A good example of this is the Giesecke+Devrient SIGN® technology for brand protection, as featured in Authentication & Brand News™ (ABN) September 2022. This works by embossing a micro-optic feature onto cardboard or paper packaging and, as such, it becomes an optically variable feature.

The use of embossing is an interesting feature of direct marking, and we will return to that with other examples.
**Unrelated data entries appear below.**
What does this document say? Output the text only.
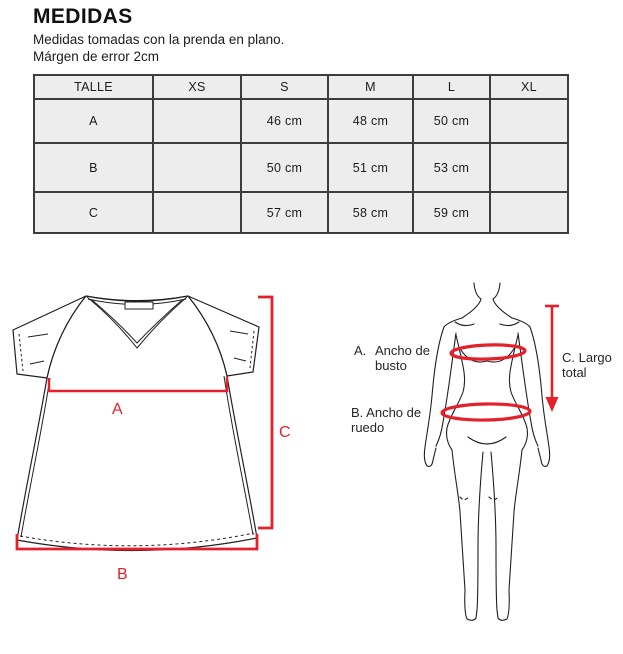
MEDIDAS
Medidas tomadas con la prenda en plano.
Márgen de error 2cm
TALLE	XS	S	M	L	XL
A		46 cm	48 cm	50 cm	
B		50 cm	51 cm	53 cm	
C		57 cm	58 cm	59 cm	
A
C
B
A. Ancho de
busto
B. Ancho de
ruedo
C. Largo
total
SIGN micro-optic feature embossed directly onto packaging (© Giesecke+Devrient).

On-item marking

This is again an established technology with batch codes and expiry dates printed directly onto bottles, but innovations on this theme were presented at TSTF 2022 by Securikett.

Their CODIKETT® technology laser etches a 2D barcode onto a glass bottle that is linked to a printed code on a tax stamp. This is an interesting example of a two-step verification process linking stamp to item.

2D barcode laser-etched onto glass bottle (© Bucher Emhart Glass).

The HolyGrail 2.0 consortium provides another example of embossing technology, placing the Global Trade Item Number (GTIN) in 2cm² tiles over a plastic item. This is not serialised coding but provides a route for plastic sorting to facilitate recycling. It points the way towards sustainability and was reviewed in TSTN October 2021.

Randomness can provide a route to uniqueness for future on-item marking, with academic research providing a number of examples. CandyCodes (see image at top) from the University of California (ABN May 2022) mark pharmaceutical tablets with a random array of edible, coloured sprinkles. Colorado State University is investigating the use of random variation in surface hardness of high-value metal parts on a micro scale, as a route to mass serialisation.

In-item marking

This is a primary example of emerging digital marking technology, but real examples already exist that we can build upon. Here, we should consider the field of embedded electronics, such as the use of NFC-enabled chips integrated in identity documents and smart labels. One recent example shows where this technology could lead.

In July 2022, soccer team FC Köln played host to AC Milan in an event dubbed the Innovation Game. Identiv Inc and collectID together provided NFC-enabled garment tags that were embedded in a special edition football scarf for the event, enabling both entry to the game and smartphone access to premium content. For high-value brand awareness to item-level tagging, it is easy to see where this could lead.

Advertent and inadvertent marking

The above examples all illustrate codes that are intentionally placed on or in the item. There is, however, the potential to use the randomness of features that are a function of the manufacturing process to register a unique code for the product. This could be an emerging route to the traceability of products created by 3D printing (also known as additive manufacturing).

Fanciful examples abound, often emerging from academia using 3D printers to produce patterns within items. A more realistic example comes from the increasing use of technology to produce metal parts for aerospace and automotive applications. The surfaces of these often exhibit random features, a potential example of inadvertent direct marking of objects.

Code reading for automation

One of the legacies of the pandemic has been an increasing emphasis on warehouse and factory automation. Implicit in this is the ability to identify and verify items within the process. This would be a fruitful area to explore as a complement to item level marking.